これはデザインやエンジニアリングの本質を突いた箴言ですが、つい先日、この言葉を思い出すような出来事が海外の技術者の間で話題になりました。
『Your 'app' could have been a webpage (so I fixed it for you)』と題されたブログ投稿です。
筆者もこの話を読んで、現代のアプリ文化について考えさせられました。
なぜ本来 web ページで十分なものが、わざわざアプリとして提供されるのか。
その背景と技術的な仕組み、そして私たちが学べることを紐解いてみましょう。
アプリがウェブページでよかった話
イギリスの技術者 Dan Q 氏は、子どもが参加する舞台の旅行行程を確認するために、旅行会社のアプリのインストールを求められました。
しかし中身はテキストと画像、PDFリンクだけ。
しかも追跡広告付き。
これに腹を立てた氏は、アプリの通信を解析し、そのデータを元にごくシンプルな web ページを作り直したのです。
解析の手法:アプリの中身を覗く
Dan Q 氏は Android のエミュレータを使い、root 化して証明書ピンニングを回避、HTTPS 通信を HTTP Toolkit で傍受しました。
すると、アプリはユーザ名とパスワードを連結し、特定の URL にリクエストして JSON データを取得しているだけだと判明。
その JSON には旅程と広告が含まれていました。
Dan Q 氏が行った解析は、特別なスキルというより、基本的なネットワーク知識があれば再現できるものです。
アプリの通信は HTTPS で暗号化されていますが、端末を root 化すれば中間者攻撃を仕掛けて中身を見られます。
その結果、アプリが内部で HTML を使っていることも多く、まさに「web ページでよかった」と叫びたくなるわけです。
なぜアプリ化されるのか
本来、情報を見せるだけなら web ページの方が軽量で、ブックマークや検索、コピー&ペーストもしやすい。
それなのに、わざわざ 124MB もの容量を食うアプリを配布する理由は、広告とトラッキングのためです。
ユーザにとっては迷惑でしかない「おまけ機能」のために、体験が犠牲になっているのです。
技術の進化と逆行するアプリ文化
Web はかつて、静的な文書の共有から始まりました。
やがて動的になり、アプリのような機能を実現できるようになりました。
HTML と CSS、JavaScript の進化により、かつて専用アプリでしかできなかった表現が可能になっています。

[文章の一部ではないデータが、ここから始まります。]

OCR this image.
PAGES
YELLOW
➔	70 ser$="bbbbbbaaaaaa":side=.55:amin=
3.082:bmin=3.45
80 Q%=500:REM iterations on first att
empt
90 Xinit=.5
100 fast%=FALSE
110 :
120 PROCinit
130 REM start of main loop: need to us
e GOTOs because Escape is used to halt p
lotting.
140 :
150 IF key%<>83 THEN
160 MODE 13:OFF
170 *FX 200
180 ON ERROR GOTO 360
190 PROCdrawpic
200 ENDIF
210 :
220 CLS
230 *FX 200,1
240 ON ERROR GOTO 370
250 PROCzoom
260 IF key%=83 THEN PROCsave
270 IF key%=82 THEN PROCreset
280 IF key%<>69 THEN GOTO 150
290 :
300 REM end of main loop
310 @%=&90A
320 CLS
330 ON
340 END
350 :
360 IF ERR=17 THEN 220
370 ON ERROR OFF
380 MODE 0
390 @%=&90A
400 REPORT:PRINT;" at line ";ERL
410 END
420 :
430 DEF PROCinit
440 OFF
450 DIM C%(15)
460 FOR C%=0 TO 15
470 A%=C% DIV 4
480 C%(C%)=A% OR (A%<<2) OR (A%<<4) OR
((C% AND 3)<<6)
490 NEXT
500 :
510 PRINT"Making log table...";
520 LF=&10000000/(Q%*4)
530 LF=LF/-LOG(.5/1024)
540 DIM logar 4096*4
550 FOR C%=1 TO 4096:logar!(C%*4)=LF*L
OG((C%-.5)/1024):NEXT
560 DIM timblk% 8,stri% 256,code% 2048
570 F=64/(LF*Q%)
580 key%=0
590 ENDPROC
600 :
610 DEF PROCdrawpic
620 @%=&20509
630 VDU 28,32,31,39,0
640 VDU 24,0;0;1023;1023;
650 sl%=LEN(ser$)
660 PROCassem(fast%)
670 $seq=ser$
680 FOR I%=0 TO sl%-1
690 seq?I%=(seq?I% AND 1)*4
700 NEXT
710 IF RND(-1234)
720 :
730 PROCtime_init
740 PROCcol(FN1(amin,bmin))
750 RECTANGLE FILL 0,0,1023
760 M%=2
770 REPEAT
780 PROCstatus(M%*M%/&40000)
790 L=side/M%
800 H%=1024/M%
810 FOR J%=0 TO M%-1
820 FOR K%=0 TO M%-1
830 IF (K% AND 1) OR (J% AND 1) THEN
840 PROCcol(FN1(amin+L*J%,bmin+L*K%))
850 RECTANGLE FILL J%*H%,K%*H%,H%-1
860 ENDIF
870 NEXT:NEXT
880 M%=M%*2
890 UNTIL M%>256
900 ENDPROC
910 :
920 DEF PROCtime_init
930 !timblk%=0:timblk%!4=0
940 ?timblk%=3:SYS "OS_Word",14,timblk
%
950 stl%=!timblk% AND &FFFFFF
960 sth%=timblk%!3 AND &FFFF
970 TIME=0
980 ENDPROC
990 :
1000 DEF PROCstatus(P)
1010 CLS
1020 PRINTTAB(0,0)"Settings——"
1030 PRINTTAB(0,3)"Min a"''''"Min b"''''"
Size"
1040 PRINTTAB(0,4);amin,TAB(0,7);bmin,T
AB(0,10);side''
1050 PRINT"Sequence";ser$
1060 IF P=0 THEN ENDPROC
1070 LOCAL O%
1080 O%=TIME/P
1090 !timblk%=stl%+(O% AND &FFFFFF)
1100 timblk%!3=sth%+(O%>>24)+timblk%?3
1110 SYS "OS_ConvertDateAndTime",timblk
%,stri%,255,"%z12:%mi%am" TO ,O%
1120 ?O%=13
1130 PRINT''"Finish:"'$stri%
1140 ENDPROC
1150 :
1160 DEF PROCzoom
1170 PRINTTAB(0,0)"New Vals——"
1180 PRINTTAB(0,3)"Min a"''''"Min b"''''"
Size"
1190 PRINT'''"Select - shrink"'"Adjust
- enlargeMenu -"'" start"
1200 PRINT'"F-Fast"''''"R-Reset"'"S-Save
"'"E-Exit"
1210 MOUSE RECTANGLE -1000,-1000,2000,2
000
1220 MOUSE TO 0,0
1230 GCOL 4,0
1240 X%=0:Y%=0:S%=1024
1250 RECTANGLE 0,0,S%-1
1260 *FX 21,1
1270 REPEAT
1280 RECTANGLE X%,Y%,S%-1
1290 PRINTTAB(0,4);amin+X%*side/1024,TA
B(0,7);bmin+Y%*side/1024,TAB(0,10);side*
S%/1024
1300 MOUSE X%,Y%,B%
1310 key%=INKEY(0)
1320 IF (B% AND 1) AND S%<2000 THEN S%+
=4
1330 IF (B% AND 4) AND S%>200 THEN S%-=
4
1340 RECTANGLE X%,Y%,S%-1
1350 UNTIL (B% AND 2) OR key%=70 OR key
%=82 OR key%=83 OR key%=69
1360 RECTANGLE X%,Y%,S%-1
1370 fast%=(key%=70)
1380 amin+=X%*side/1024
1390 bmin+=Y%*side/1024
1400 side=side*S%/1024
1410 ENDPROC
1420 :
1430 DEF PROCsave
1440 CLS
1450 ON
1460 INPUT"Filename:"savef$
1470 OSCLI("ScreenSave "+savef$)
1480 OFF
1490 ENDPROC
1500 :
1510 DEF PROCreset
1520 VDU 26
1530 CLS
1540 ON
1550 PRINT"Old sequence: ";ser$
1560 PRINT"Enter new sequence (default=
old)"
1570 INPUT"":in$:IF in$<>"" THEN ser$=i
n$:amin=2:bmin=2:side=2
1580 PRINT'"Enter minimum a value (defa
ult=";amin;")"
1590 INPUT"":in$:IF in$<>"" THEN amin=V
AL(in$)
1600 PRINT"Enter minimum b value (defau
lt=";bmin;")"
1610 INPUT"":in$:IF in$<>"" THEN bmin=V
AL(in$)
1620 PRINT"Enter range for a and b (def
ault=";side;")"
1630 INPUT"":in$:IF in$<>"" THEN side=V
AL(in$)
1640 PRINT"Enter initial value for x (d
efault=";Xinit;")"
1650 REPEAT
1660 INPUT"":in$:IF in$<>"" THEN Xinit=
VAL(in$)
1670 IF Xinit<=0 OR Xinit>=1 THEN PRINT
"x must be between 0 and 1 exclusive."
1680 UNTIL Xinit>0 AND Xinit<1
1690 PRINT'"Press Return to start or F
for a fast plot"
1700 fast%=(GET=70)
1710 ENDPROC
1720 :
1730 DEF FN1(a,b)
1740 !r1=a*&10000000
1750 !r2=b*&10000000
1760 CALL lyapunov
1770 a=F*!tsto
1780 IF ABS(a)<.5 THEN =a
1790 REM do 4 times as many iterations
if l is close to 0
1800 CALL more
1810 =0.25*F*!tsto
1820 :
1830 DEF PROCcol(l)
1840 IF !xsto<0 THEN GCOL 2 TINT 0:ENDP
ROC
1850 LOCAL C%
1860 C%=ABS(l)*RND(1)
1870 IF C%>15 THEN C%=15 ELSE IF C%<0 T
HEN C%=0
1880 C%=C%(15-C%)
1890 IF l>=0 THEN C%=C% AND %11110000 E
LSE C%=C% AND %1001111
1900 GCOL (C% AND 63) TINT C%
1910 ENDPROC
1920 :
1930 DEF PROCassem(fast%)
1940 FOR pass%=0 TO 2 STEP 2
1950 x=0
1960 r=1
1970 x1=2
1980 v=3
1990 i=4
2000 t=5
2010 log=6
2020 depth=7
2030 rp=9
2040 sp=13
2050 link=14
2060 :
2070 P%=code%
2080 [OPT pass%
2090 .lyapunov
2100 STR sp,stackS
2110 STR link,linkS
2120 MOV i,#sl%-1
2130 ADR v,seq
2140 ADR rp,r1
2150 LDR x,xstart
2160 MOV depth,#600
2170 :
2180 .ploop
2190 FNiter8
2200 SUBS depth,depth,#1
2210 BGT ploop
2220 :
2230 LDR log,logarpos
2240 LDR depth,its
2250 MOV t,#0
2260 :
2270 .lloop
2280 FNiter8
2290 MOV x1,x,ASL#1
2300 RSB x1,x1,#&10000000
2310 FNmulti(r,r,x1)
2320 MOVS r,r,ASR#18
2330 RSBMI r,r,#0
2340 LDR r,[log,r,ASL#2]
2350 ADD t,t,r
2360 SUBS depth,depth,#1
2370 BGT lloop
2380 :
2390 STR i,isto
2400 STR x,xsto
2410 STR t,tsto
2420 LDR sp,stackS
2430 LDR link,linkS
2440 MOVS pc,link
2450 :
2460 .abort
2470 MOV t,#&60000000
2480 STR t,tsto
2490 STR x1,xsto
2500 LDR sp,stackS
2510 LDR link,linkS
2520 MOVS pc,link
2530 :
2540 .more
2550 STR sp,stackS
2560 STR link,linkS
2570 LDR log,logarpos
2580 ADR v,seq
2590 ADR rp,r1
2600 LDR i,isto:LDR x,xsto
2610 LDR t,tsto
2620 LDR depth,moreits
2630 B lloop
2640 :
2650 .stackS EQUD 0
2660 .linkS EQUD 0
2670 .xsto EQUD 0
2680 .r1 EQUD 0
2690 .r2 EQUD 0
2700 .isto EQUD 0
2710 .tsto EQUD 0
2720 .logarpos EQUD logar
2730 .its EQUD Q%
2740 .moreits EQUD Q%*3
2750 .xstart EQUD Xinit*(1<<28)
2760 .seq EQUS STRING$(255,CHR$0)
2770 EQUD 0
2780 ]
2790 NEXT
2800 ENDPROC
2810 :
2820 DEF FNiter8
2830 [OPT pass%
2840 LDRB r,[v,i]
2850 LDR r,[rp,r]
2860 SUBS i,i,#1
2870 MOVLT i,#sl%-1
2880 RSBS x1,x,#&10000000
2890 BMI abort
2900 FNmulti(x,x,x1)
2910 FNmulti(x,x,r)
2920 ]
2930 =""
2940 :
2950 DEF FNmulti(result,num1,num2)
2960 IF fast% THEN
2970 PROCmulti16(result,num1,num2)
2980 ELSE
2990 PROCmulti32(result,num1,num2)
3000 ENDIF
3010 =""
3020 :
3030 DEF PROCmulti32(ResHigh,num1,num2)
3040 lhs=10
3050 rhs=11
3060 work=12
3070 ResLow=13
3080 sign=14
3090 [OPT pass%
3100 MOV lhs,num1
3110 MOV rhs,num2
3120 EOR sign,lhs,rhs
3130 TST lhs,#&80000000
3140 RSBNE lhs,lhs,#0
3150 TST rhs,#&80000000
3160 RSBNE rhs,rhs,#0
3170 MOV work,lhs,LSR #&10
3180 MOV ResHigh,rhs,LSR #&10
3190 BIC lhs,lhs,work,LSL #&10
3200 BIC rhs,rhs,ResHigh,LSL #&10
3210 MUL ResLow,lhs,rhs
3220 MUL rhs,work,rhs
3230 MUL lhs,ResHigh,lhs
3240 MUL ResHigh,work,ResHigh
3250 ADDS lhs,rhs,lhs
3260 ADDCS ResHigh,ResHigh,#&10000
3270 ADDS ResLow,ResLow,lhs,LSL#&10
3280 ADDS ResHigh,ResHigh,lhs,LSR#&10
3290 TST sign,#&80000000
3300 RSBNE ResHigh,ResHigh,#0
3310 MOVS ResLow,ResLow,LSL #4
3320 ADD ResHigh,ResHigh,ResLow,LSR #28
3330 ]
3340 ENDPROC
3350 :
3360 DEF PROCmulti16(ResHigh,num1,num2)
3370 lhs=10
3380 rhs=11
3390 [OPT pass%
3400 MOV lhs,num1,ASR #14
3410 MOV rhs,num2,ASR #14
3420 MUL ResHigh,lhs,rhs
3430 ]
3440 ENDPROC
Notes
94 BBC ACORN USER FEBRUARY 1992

Progressive Web Apps(PWA)の登場で、オフライン対応やプッシュ通知も可能に。
端末のホーム画面にアイコンを追加し、あたかもアプリのように振る舞わせることもできます。
なのに、多くの企業はわざわざネイティブアプリを選ぶ。
開発コストもストアへの登録料もかかるのに、です。
これはまるで、軽量で開かれた標準技術があるのに、わざわざ重くて閉じた仕組みを選んでいるようなもの。
Dan Q 氏の行動は、その歪みを浮き彫りにしました。
私たちが学べること
こうした事例は、技術者としての本質的な問いを投げかけます。
私たちは機能を足すことばかり考えがちですが、本当に必要なのは「引く」こと。
アプリである必然性がないなら、潔く web で提供する。
その選択が、結果として多くの人の手に情報を届けることにつながるのです。
もちろん、高度なセンサーを使うアプリなど、ネイティブでなければならない場面もあるでしょう。
けれど、ただの情報表示なら、まずは web ページで考えてみる。
こんな風に立ち止まれる技術者が増えたら、もう少し軽やかなデジタル世界が広がるかもしれませんね。